The Greta Thunberg UN case decision just came out today. You might remember that back in 2019, Greta and other children brought a headline case before the UN to prove that climate change affects children’s rights, and it’s a hard issue of law and rights — something that has been long resisted in the area of human rights law when it comes to the environment. The environment has always been one of those peripheral issues for human rights law and that’s why today’s decision is groundbreaking. In a historic ruling that came out today, the UN Child Rights Committee has found that a State party can be held responsible for the negative impact of its carbon emissions on the rights of children both within and outside its territory.

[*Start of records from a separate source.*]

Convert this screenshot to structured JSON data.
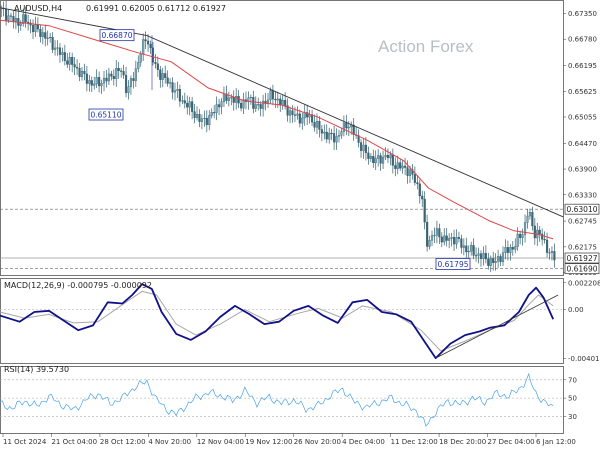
{
  "chart_data": [
    {
      "type": "candlestick",
      "header": {
        "symbol": "AUDUSD,H4",
        "ohlc": "0.61991 0.62005 0.61712 0.61927"
      },
      "watermark": "Action Forex",
      "y_ticks": [
        "0.67350",
        "0.66780",
        "0.66195",
        "0.65625",
        "0.65055",
        "0.64470",
        "0.63900",
        "0.63330",
        "0.62745",
        "0.62175",
        "0.61605"
      ],
      "ylim": [
        0.6155,
        0.6765
      ],
      "x_ticks": [
        "11 Oct 2024",
        "21 Oct 04:00",
        "28 Oct 12:00",
        "4 Nov 20:00",
        "12 Nov 04:00",
        "19 Nov 12:00",
        "26 Nov 20:00",
        "4 Dec 04:00",
        "11 Dec 12:00",
        "18 Dec 20:00",
        "27 Dec 04:00",
        "6 Jan 12:00"
      ],
      "price_path": [
        [
          0,
          0.6745
        ],
        [
          3,
          0.6731
        ],
        [
          7,
          0.6715
        ],
        [
          10,
          0.6722
        ],
        [
          14,
          0.6702
        ],
        [
          18,
          0.6688
        ],
        [
          22,
          0.6664
        ],
        [
          26,
          0.6638
        ],
        [
          30,
          0.6621
        ],
        [
          34,
          0.6597
        ],
        [
          38,
          0.6577
        ],
        [
          40,
          0.6583
        ],
        [
          43,
          0.6586
        ],
        [
          46,
          0.66
        ],
        [
          50,
          0.661
        ],
        [
          52,
          0.656
        ],
        [
          55,
          0.66
        ],
        [
          58,
          0.6655
        ],
        [
          60,
          0.6687
        ],
        [
          63,
          0.6622
        ],
        [
          66,
          0.6598
        ],
        [
          70,
          0.6575
        ],
        [
          74,
          0.6545
        ],
        [
          78,
          0.6525
        ],
        [
          82,
          0.6495
        ],
        [
          86,
          0.6505
        ],
        [
          90,
          0.654
        ],
        [
          94,
          0.6551
        ],
        [
          98,
          0.6534
        ],
        [
          102,
          0.6546
        ],
        [
          106,
          0.6524
        ],
        [
          110,
          0.6552
        ],
        [
          114,
          0.6543
        ],
        [
          118,
          0.6518
        ],
        [
          122,
          0.6502
        ],
        [
          126,
          0.651
        ],
        [
          130,
          0.6481
        ],
        [
          134,
          0.6463
        ],
        [
          138,
          0.646
        ],
        [
          142,
          0.6494
        ],
        [
          146,
          0.6456
        ],
        [
          150,
          0.642
        ],
        [
          154,
          0.6408
        ],
        [
          158,
          0.6421
        ],
        [
          162,
          0.6396
        ],
        [
          166,
          0.6392
        ],
        [
          170,
          0.6363
        ],
        [
          173,
          0.6316
        ],
        [
          174,
          0.6223
        ],
        [
          178,
          0.625
        ],
        [
          182,
          0.6232
        ],
        [
          186,
          0.6237
        ],
        [
          190,
          0.6214
        ],
        [
          194,
          0.6204
        ],
        [
          198,
          0.6192
        ],
        [
          202,
          0.6181
        ],
        [
          206,
          0.6205
        ],
        [
          210,
          0.6218
        ],
        [
          214,
          0.6254
        ],
        [
          216,
          0.6301
        ],
        [
          218,
          0.625
        ],
        [
          220,
          0.625
        ],
        [
          224,
          0.6212
        ],
        [
          226,
          0.6193
        ]
      ],
      "ma_path": [
        [
          0,
          0.672
        ],
        [
          20,
          0.6708
        ],
        [
          40,
          0.6675
        ],
        [
          55,
          0.665
        ],
        [
          70,
          0.6628
        ],
        [
          85,
          0.657
        ],
        [
          100,
          0.6541
        ],
        [
          115,
          0.6532
        ],
        [
          130,
          0.6505
        ],
        [
          150,
          0.6454
        ],
        [
          165,
          0.6408
        ],
        [
          175,
          0.6348
        ],
        [
          185,
          0.6318
        ],
        [
          200,
          0.6275
        ],
        [
          210,
          0.6253
        ],
        [
          220,
          0.6245
        ],
        [
          226,
          0.6235
        ]
      ],
      "trendline": [
        [
          0,
          0.6748
        ],
        [
          60,
          0.6686
        ],
        [
          230,
          0.6284
        ]
      ],
      "levels": [
        {
          "label": "0.63010",
          "value": 0.6301,
          "style": "dashed"
        },
        {
          "label": "0.61690",
          "value": 0.6169,
          "style": "dashed"
        },
        {
          "label": "0.61927",
          "value": 0.61927,
          "style": "solid"
        }
      ],
      "annotations": [
        {
          "label": "0.66870",
          "value": 0.6687
        },
        {
          "label": "0.65110",
          "value": 0.6511
        },
        {
          "label": "0.61795",
          "value": 0.61795
        }
      ]
    },
    {
      "type": "line",
      "header": "MACD(12,26,9) -0.000795 -0.000092",
      "y_ticks": [
        "0.002208",
        "0.00",
        "-0.004012"
      ],
      "ylim": [
        -0.0044,
        0.0026
      ],
      "series": [
        {
          "role": "macd",
          "color": "#10108a",
          "points": [
            [
              0,
              -0.0005
            ],
            [
              8,
              -0.001
            ],
            [
              14,
              -0.0002
            ],
            [
              20,
              -0.0001
            ],
            [
              26,
              -0.0009
            ],
            [
              32,
              -0.0017
            ],
            [
              38,
              -0.0013
            ],
            [
              44,
              0.0006
            ],
            [
              50,
              0.0005
            ],
            [
              54,
              0.0012
            ],
            [
              58,
              0.0021
            ],
            [
              62,
              0.0017
            ],
            [
              66,
              -0.0002
            ],
            [
              72,
              -0.002
            ],
            [
              78,
              -0.0025
            ],
            [
              84,
              -0.0018
            ],
            [
              90,
              -0.0006
            ],
            [
              96,
              0.0003
            ],
            [
              102,
              -0.0004
            ],
            [
              108,
              -0.0012
            ],
            [
              114,
              -0.001
            ],
            [
              120,
              -0.0001
            ],
            [
              126,
              0.0003
            ],
            [
              132,
              -0.0005
            ],
            [
              138,
              -0.0011
            ],
            [
              144,
              0.0006
            ],
            [
              150,
              0.0008
            ],
            [
              156,
              -0.0002
            ],
            [
              162,
              -0.0004
            ],
            [
              168,
              -0.001
            ],
            [
              174,
              -0.0028
            ],
            [
              178,
              -0.004
            ],
            [
              184,
              -0.0028
            ],
            [
              190,
              -0.0021
            ],
            [
              196,
              -0.0018
            ],
            [
              200,
              -0.0015
            ],
            [
              206,
              -0.0013
            ],
            [
              212,
              -0.0002
            ],
            [
              216,
              0.0012
            ],
            [
              219,
              0.0018
            ],
            [
              222,
              0.001
            ],
            [
              226,
              -0.0008
            ]
          ]
        },
        {
          "role": "signal",
          "color": "#a8a8a8",
          "points": [
            [
              0,
              -0.0002
            ],
            [
              10,
              -0.0007
            ],
            [
              20,
              -0.0004
            ],
            [
              30,
              -0.0011
            ],
            [
              40,
              -0.001
            ],
            [
              50,
              0.0004
            ],
            [
              58,
              0.0015
            ],
            [
              64,
              0.0012
            ],
            [
              72,
              -0.0012
            ],
            [
              80,
              -0.0021
            ],
            [
              90,
              -0.0012
            ],
            [
              100,
              0.0
            ],
            [
              110,
              -0.001
            ],
            [
              122,
              -0.0003
            ],
            [
              130,
              0.0001
            ],
            [
              140,
              -0.0007
            ],
            [
              148,
              0.0003
            ],
            [
              160,
              -0.0002
            ],
            [
              172,
              -0.0017
            ],
            [
              180,
              -0.0034
            ],
            [
              190,
              -0.0026
            ],
            [
              200,
              -0.0017
            ],
            [
              210,
              -0.0009
            ],
            [
              216,
              0.0004
            ],
            [
              220,
              0.0012
            ],
            [
              226,
              0.0003
            ]
          ]
        }
      ],
      "trendline": [
        [
          178,
          -0.004
        ],
        [
          228,
          0.0012
        ]
      ]
    },
    {
      "type": "line",
      "header": "RSI(14) 39.5730",
      "y_ticks": [
        "70",
        "50",
        "30"
      ],
      "ylim": [
        12,
        85
      ],
      "series": [
        {
          "role": "rsi",
          "color": "#4aa3e8",
          "points": [
            [
              0,
              44
            ],
            [
              5,
              39
            ],
            [
              10,
              47
            ],
            [
              15,
              41
            ],
            [
              20,
              52
            ],
            [
              25,
              43
            ],
            [
              30,
              37
            ],
            [
              35,
              48
            ],
            [
              40,
              55
            ],
            [
              45,
              44
            ],
            [
              50,
              50
            ],
            [
              55,
              62
            ],
            [
              60,
              68
            ],
            [
              64,
              48
            ],
            [
              68,
              38
            ],
            [
              72,
              32
            ],
            [
              76,
              42
            ],
            [
              80,
              50
            ],
            [
              85,
              56
            ],
            [
              90,
              53
            ],
            [
              95,
              47
            ],
            [
              100,
              58
            ],
            [
              105,
              45
            ],
            [
              110,
              51
            ],
            [
              115,
              44
            ],
            [
              120,
              48
            ],
            [
              125,
              38
            ],
            [
              130,
              42
            ],
            [
              135,
              53
            ],
            [
              140,
              60
            ],
            [
              145,
              45
            ],
            [
              150,
              40
            ],
            [
              155,
              46
            ],
            [
              160,
              50
            ],
            [
              165,
              43
            ],
            [
              170,
              37
            ],
            [
              174,
              20
            ],
            [
              178,
              35
            ],
            [
              183,
              47
            ],
            [
              188,
              43
            ],
            [
              193,
              50
            ],
            [
              198,
              46
            ],
            [
              203,
              55
            ],
            [
              208,
              52
            ],
            [
              212,
              60
            ],
            [
              216,
              72
            ],
            [
              219,
              55
            ],
            [
              223,
              44
            ],
            [
              226,
              40
            ]
          ]
        }
      ]
    }
  ]
}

The countries that are bearing the international public slap in the face in this case, however, (Argentina, Brazil, France, Germany, and Turkey) are not the biggest emitters and polluters. They were selected as a target of the case not for the worst climate impacts, but simply because they have ratified the additional Protocol of the UN Child Rights Convention, so a case against them can be brought; the biggest emitters haven’t. So it’s a bit like a “catch whoever you can”, and that should be born in mind in the discussion.

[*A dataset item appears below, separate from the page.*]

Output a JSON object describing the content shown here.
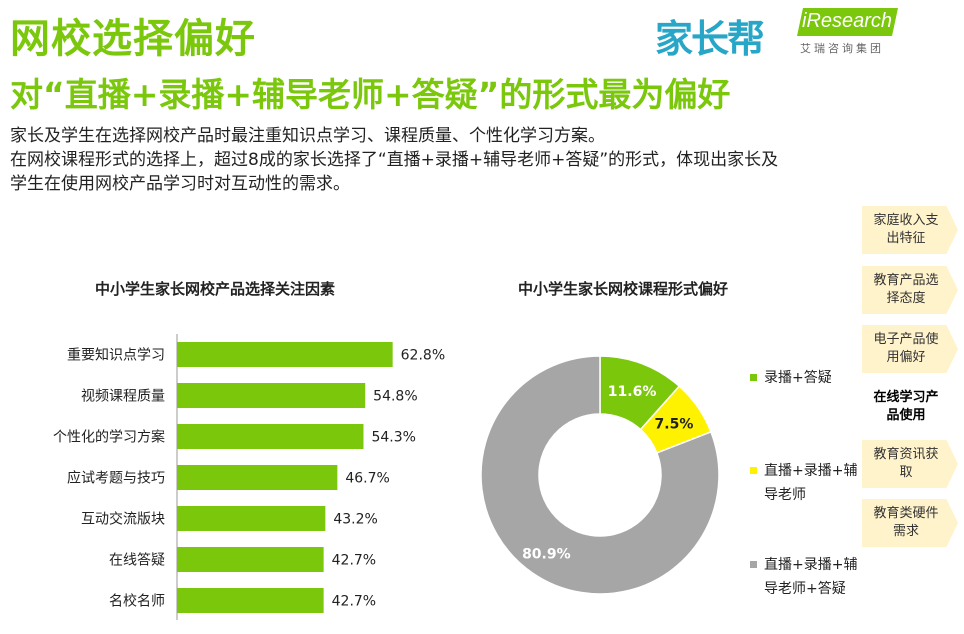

The countries in the UN Greta case are the classical international law countries (Europe and Latin America) who have agreed that their human rights practices can be reviewed and challenged. The biggest carbon emitters, on the other hand, haven’t agreed to accept cases.The US hasn’t even ratified the Child Rights Convention, as the only country in the world, let alone the Additional Protocol for direct cases.

The case is very important as a test case and one which develops the nexus between human rights law and climate. It develops the principles of the reasoning and the legal parameters — that’s the take-away. We should remember that the five singled out countries are not the bad guys when it comes to climate change.